I have cynically learned to read between the lines. For example, if a new writer tells me he is willing to participate in sales campaigns and publicity, I know it means he will harass me weekly. If another tells me he wasn’t satisfied with his previous agent, I know that interprets as the unfortunate agent didn’t sell the work within the writer’s unrealistic expected month, nor was the agent available as a free on-demand psychotherapist.

Unrealistic expectations seem to be the crux of the matter. Few agents, no matter how established or successful, can close a deal from query to contract in a single month. I receive impatient and rude letters from clients who cannot understand how slowly the cogs of the publishing machine turn.

Our agency’s biggest mistake was in providing what I thought was a considerate service, sending our clients a monthly update. Instead of reassuring them that we were doing our jobs, it had the opposite effect. Suspicious nitpickers surfaced, demanding a blow-by-blow accounting of our every action. If we had charged office expenses by the month as other agents may, that would be fine. But we just could not spend hours describing how, when, and where we conducted business, without taking precious time from submitting and negotiating with publishers for sales!

Then a month or so later, we received yet another manuscript from our "drop dead" friend. In disbelief, we didn’t even open it; printing "REFUSED" in very large black letters on the front and sending it back. A response quickly arrived with no return address, but the writing was his familiar scrawl. Frustrated and driven to petulance, we filled in his return address, again wrote "REFUSED" on it, and sent it back.

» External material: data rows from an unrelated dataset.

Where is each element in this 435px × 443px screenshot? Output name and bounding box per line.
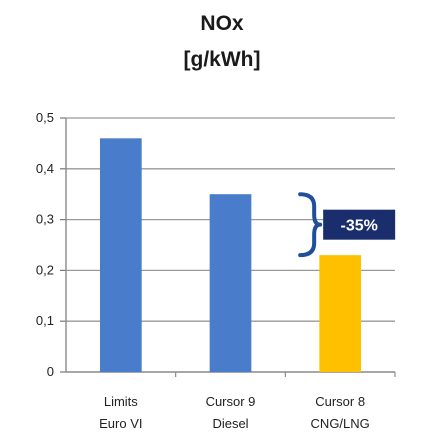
bar [319, 255, 362, 372]
reduction-badge [323, 209, 396, 240]
reduction-annotation: -35% [298, 192, 396, 258]
y-tick-label: 0,1 [36, 313, 54, 328]
bar [209, 194, 252, 372]
category-label: Cursor 9 [206, 394, 256, 409]
curly-brace [298, 192, 323, 258]
y-tick-label: 0,3 [36, 212, 54, 227]
y-tick-label: 0,2 [36, 262, 54, 277]
category-label: Cursor 8 [315, 394, 365, 409]
category-label: CNG/LNG [311, 416, 370, 431]
bar [99, 138, 142, 372]
y-tick-label: 0,5 [36, 110, 54, 125]
y-tick-label: 0,4 [36, 161, 54, 176]
reduction-badge-label: -35% [340, 218, 377, 235]
category-label: Diesel [212, 416, 248, 431]
y-tick-label: 0 [47, 364, 54, 379]
category-label: Limits [104, 394, 138, 409]
y-tick-labels: 0 0,1 0,2 0,3 0,4 0,5 [36, 110, 54, 379]
chart-title: NOx [200, 12, 244, 35]
chart-subtitle: [g/kWh] [184, 48, 261, 71]
category-labels: Limits Euro VI Cursor 9 Diesel Cursor 8 CNG/L… [99, 394, 370, 431]
category-label: Euro VI [99, 416, 142, 431]
bars [99, 138, 362, 372]
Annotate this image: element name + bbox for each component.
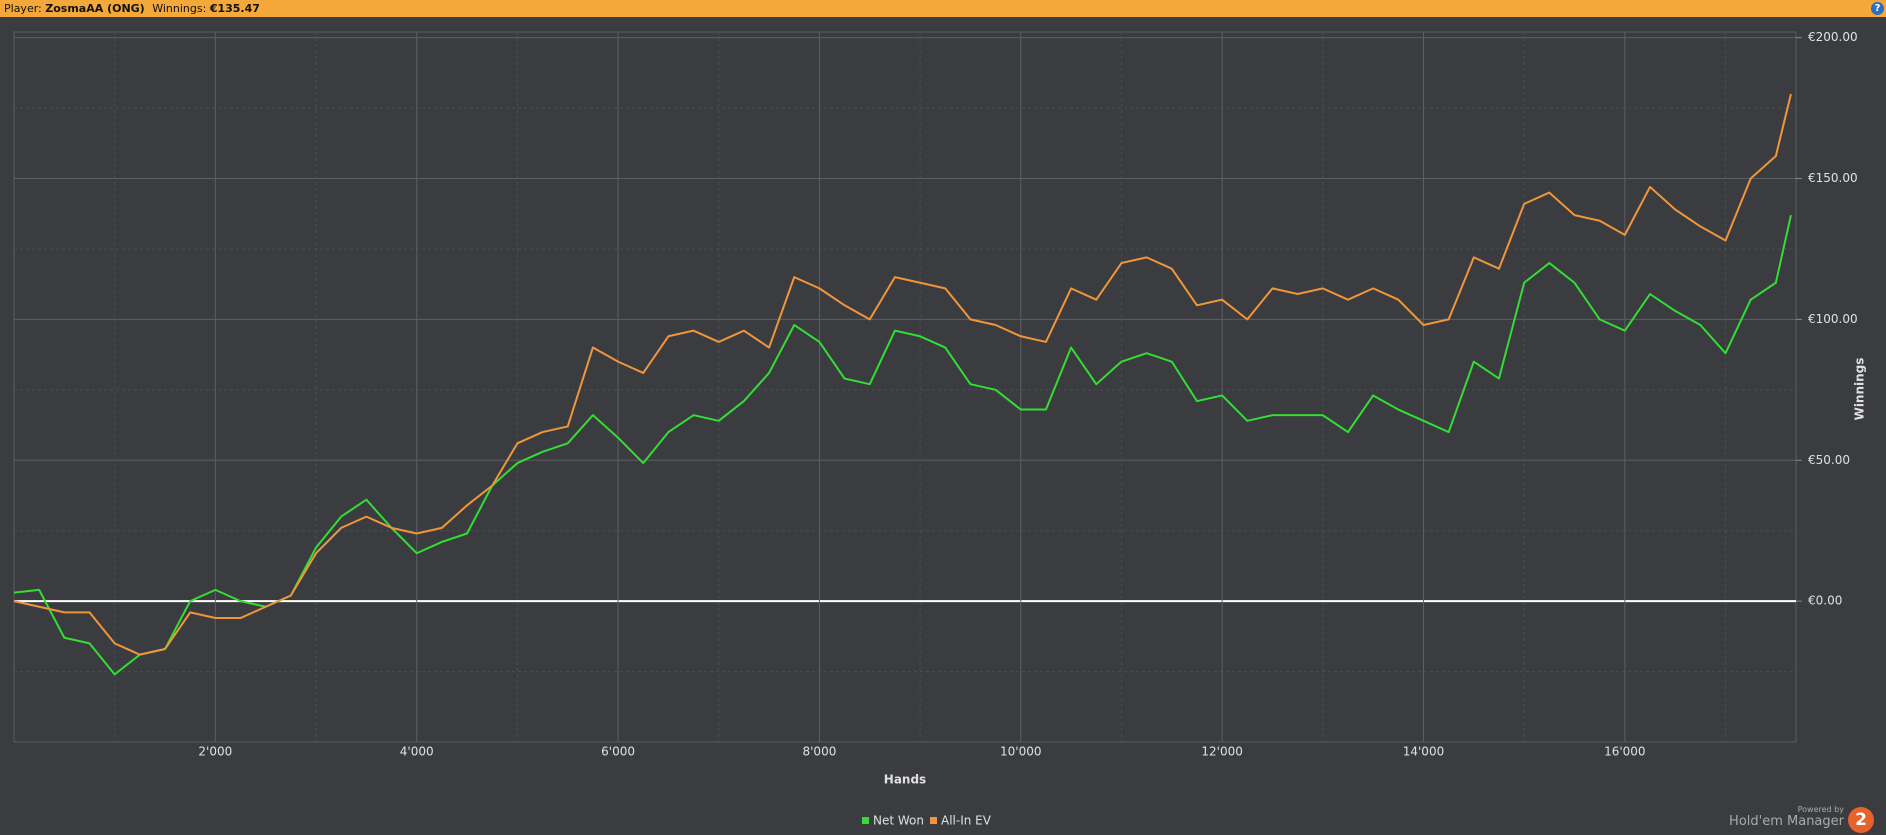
logo: 2 (1848, 807, 1874, 833)
x-tick-label: 8'000 (803, 745, 837, 759)
x-tick-label: 16'000 (1604, 745, 1645, 759)
player: ZosmaAA (ONG) (45, 2, 145, 15)
x-tick-label: 12'000 (1201, 745, 1242, 759)
legend-label: All-In EV (941, 814, 992, 828)
legend-label: Net Won (873, 814, 924, 828)
y-tick-label: €50.00 (1808, 453, 1850, 467)
branding: Powered by Hold'em Manager 2 (1729, 805, 1874, 833)
x-tick-label: 6'000 (601, 745, 635, 759)
x-tick-label: 4'000 (400, 745, 434, 759)
y-tick-label: €0.00 (1808, 594, 1842, 608)
y-tick-label: €200.00 (1808, 30, 1858, 44)
chart: €0.00 €50.00 €100.00 €150.00 €200.00 2'000 4'0… (13, 30, 1867, 828)
y-tick-label: €150.00 (1808, 171, 1858, 185)
winnings: €135.47 (209, 2, 260, 15)
product: Hold'em Manager (1729, 814, 1844, 829)
legend-swatch (930, 817, 937, 824)
plot-area (13, 31, 1797, 743)
series-line (13, 93, 1792, 656)
x-tick-label: 10'000 (1000, 745, 1041, 759)
legend-swatch (862, 817, 869, 824)
title-bar: Player: ZosmaAA (ONG) Winnings: €135.47 … (0, 0, 1886, 17)
series-line (13, 214, 1792, 676)
powered-by: Powered by (1797, 805, 1844, 814)
y-axis-title: Winnings (1853, 358, 1867, 421)
x-tick-label: 14'000 (1403, 745, 1444, 759)
winnings-label: Winnings: (152, 2, 207, 15)
player-label: Player: (4, 2, 42, 15)
x-axis-title: Hands (884, 773, 926, 787)
x-tick-label: 2'000 (198, 745, 232, 759)
y-tick-label: €100.00 (1808, 312, 1858, 326)
help-button[interactable]: ? (1871, 2, 1884, 15)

Which brings us full circle. He in turn refused that, and this unopened envelope is now framed and hanging above my now happily empty desk.

There are thousands of excellent books on how to find an agent out there, but it seems from our experience that many do not utilize them. The literary world is a business like any other and should be conducted with dignity and respect, yet in today’s world of immediate e-mail gratification, courtesy and good manners have been swept aside in the literary equivalent of road rage.

Needless to say, I am no longer an agent!